At the dawn of the 20th century, Jews shared the city with many Romanians, Germans, Bulgarians, Turks, Greeks, etc. The Bujak as a whole remains one of the most heterogeneous in Ukraine, though it is now mostly ethnic Ukrainian or Russian. The city was, and is, a hub for exporting wheat, and Jews often worked as merchants.

 

The Jewish population here was always even more insecure than usual. As a border town that changed hands so often, Jews were frequently seen as a disloyal foreign people by those in charge. In 1872, when Izamail was a part of Romania, a Jewish convert to Christianity, and army deserter, robbed a church and claimed he was sent by the leader of the Jewish community. This led to a series of pogroms in the region. The Romanian government did not find the pogromists guilty of any crimes, but international pressure led them to at least let the Jewish leaders go. This was just one of several pogroms that took place here.

 

During WWII, the city was taken almost immediately by the fascist Romanian army and the Jewish community was exterminated, though many before that time had already by targeted by Stalin’s purges.

 

The Izmail Jewish community today is small, but still supports a synagogue and school.

DSC03642.jpg

 

BILHOROD-DNISTROVSKYI

DSC03755.jpg

While Izmail Fortress was on the western border of the Bujak region, Akkerman Fortress was on the east. Between the two, Akkerman is the only one that still stands.

 

What is now the Ukrainian city of Bilhorod-Dnistrovsky was originally the Greek city-state of Tyras, founded by settlers from Miletus.
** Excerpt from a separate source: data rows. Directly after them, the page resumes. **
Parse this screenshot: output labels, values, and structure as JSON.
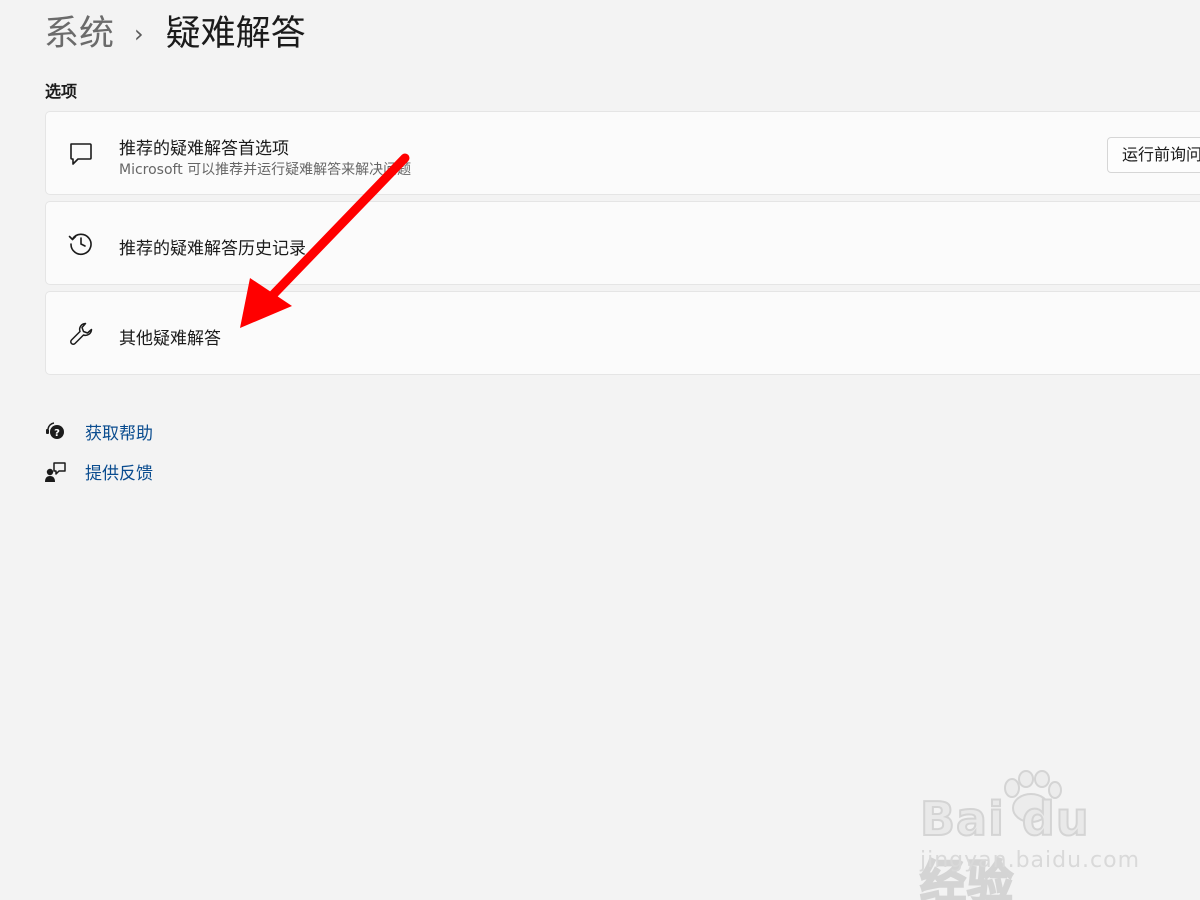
{
  "breadcrumb": {
    "parent": "系统",
    "separator": "›",
    "current": "疑难解答"
  },
  "section": {
    "title": "选项"
  },
  "cards": [
    {
      "icon": "chat-bubble-icon",
      "title": "推荐的疑难解答首选项",
      "description": "Microsoft 可以推荐并运行疑难解答来解决问题",
      "button_label": "运行前询问"
    },
    {
      "icon": "history-icon",
      "title": "推荐的疑难解答历史记录"
    },
    {
      "icon": "wrench-icon",
      "title": "其他疑难解答"
    }
  ],
  "links": [
    {
      "icon": "help-icon",
      "label": "获取帮助"
    },
    {
      "icon": "feedback-icon",
      "label": "提供反馈"
    }
  ],
  "watermark": {
    "brand": "Bai du 经验",
    "url": "jingyan.baidu.com"
  },
  "colors": {
    "background": "#f3f3f3",
    "card": "#fbfbfb",
    "link": "#0a4c8f",
    "annotation_arrow": "#ff0000"
  }
}
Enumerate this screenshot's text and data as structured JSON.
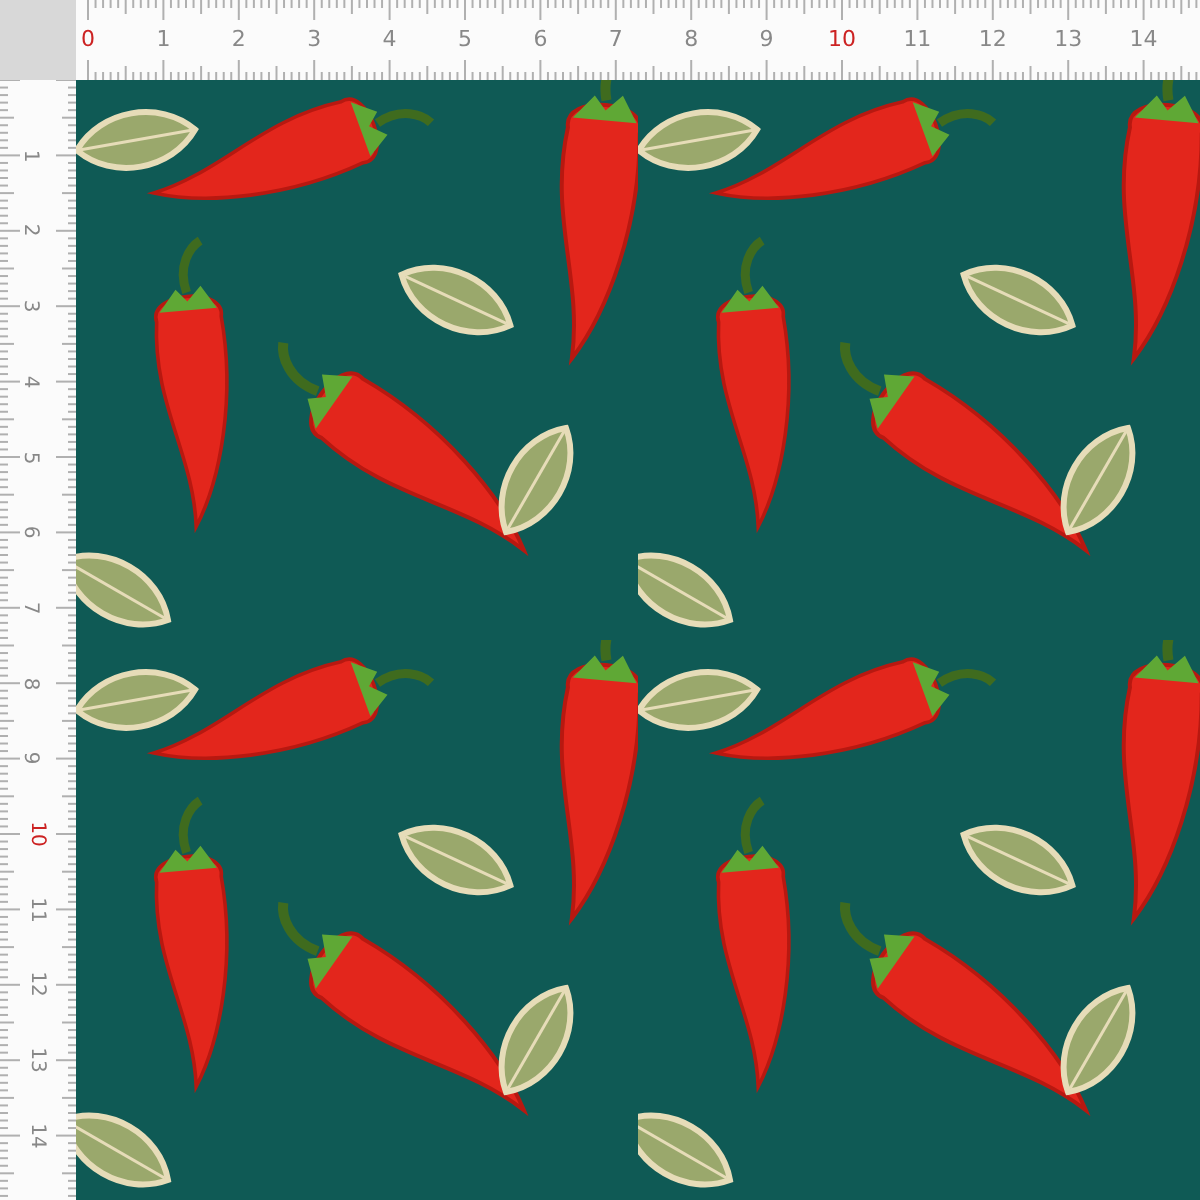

Ancient Greece was exceptionally metropolitan and densely populated for its time and needed food imports to support itself. The two major places that food was sourced was in Egypt and southern Ukraine, which was at the time run by the Scythians. Several Greek city-states popped up along the Black Sea coast to serve as trading posts for the grain trade.

 

The Byzantine Roman Empire built a fortification here called Asprokastron (White Castle), it then became a Genoese trading city in the 14th century, before being incorporated into Moldavia as Cetatea Albă (White Castle). The current fortress was built by the Ottomans after they took the city in 1484. Like Izmail, the Russians and Turks fought over it many times until it was annexed by the Russian Empire in 1812. Its history largely mirrors that of Izmail, so see my previous post for more information.

 

Akkerman Fortress is the largest castle in Ukraine and the city is designed like a quarter of a wheel around it. It is a fascinating city that also has sites reaching back to the Scythian era.

DSC03699.jpg

The Jewish history of Bilhorod-Dnistrovsky/Akkerman goes back to at least the 16th century with its Karaite community, which was heavily connected to Crimea. Though, it could easily be older. In the 19th century, the Jewish community was something of an extension of the Odessa Jewish community, which is only a short distance away. The city was largely either Jewish, Romanian, or German at the beginning of the 20th century, and there were a decent number of Jewish communal organizations. Much of the population escaped the initial Romanian/German invasion during WWII by fleeing to Odessa, but that did not save them in the end.

 

Two old synagogues are still owned by the Jewish community. The first, the Choral Synagogue, is still in use as a synagogue. The other, the Workman’s Synagogue, is now a Jewish Community Center.